The precise genesis of the project, I don't really recall. However, many of the poems have a quite propulsive feel to them, which I believe reflects the drive and purpose with which they were written.

In one sense, Dash occupies a rather anomalous position in my work. In the early nineties, even before the publication of my first book, I found myself having to reevaluate my life and my poetry. It seemed to me that I had to try and reground things. One consequence of this movement to reconfigure things was the desire to write differently.
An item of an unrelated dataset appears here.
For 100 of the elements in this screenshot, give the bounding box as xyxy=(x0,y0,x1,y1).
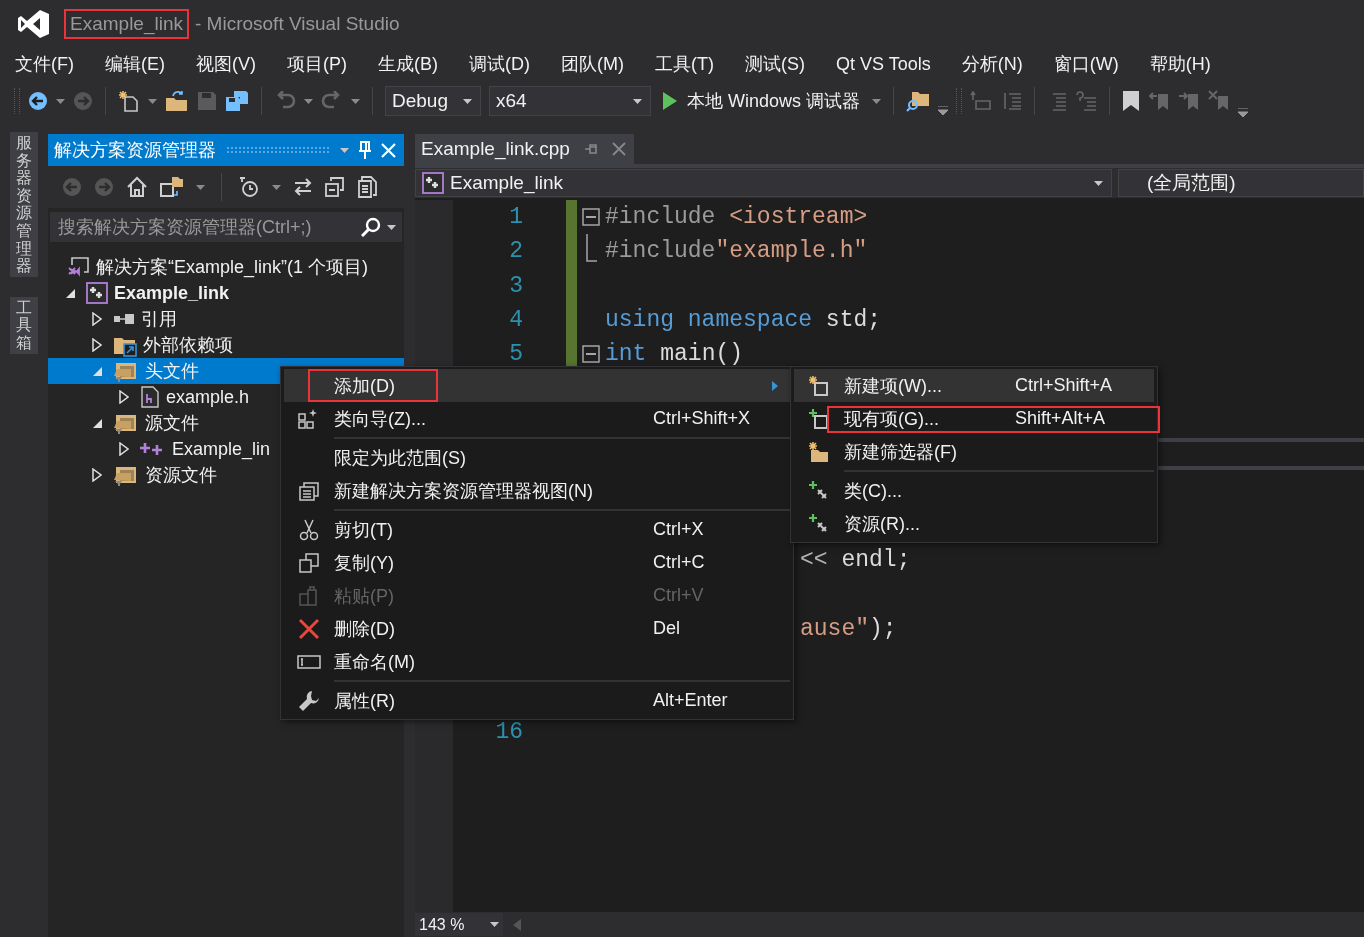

I sometimes think that the best of my earlier poems have been defeated, in some senses – have lost (or never possessed) a belief in the bond between poetry and people, and a belief that the beauty of poetry is profoundly effective, in the sense that (in one way) the world depends upon it. In fact, I feel that these earlier poems rebuke and deconstruct my later work – and will always stand as a valid (if disconcerting) challenge to my more mature writing.

The earlier poems of which I'm speaking – for example, Feint Bivouac – have surrendered their belief in people. Writer and reader are alienated from each other; the work of art is a form of moral luxury, a game, a pastime, without radical power; poetry is an anaesthetic and not an aesthetic experience.

Well… this was a dead end. In order to resurrect writing within myself, I felt that I had to rethink my understanding of the relation of writer to reader. I had to seek to believe in the reader – then, the poetry would be real. To put this another way, I felt I had to go towards the reader; and perhaps this very process of going towards the reader was the process of poetry itself.

My work from the early nineties onwards has been a search for this regrounding. In terms of this regrounding, Dash now seems to me to be, in one way, a kind of evolutionary spur. Having written the poems, I set them aside, possibly intending to go back to them at some point. However, around the summer of 1998, I began the poems which would make up the second half of a.m., and Dash was put into storage. I now have no immediate intention of publishing Dash, as the gravity of my poetry has shifted to a new centre. Nevertheless, I welcome this opportunity to make some of the poems available to readers.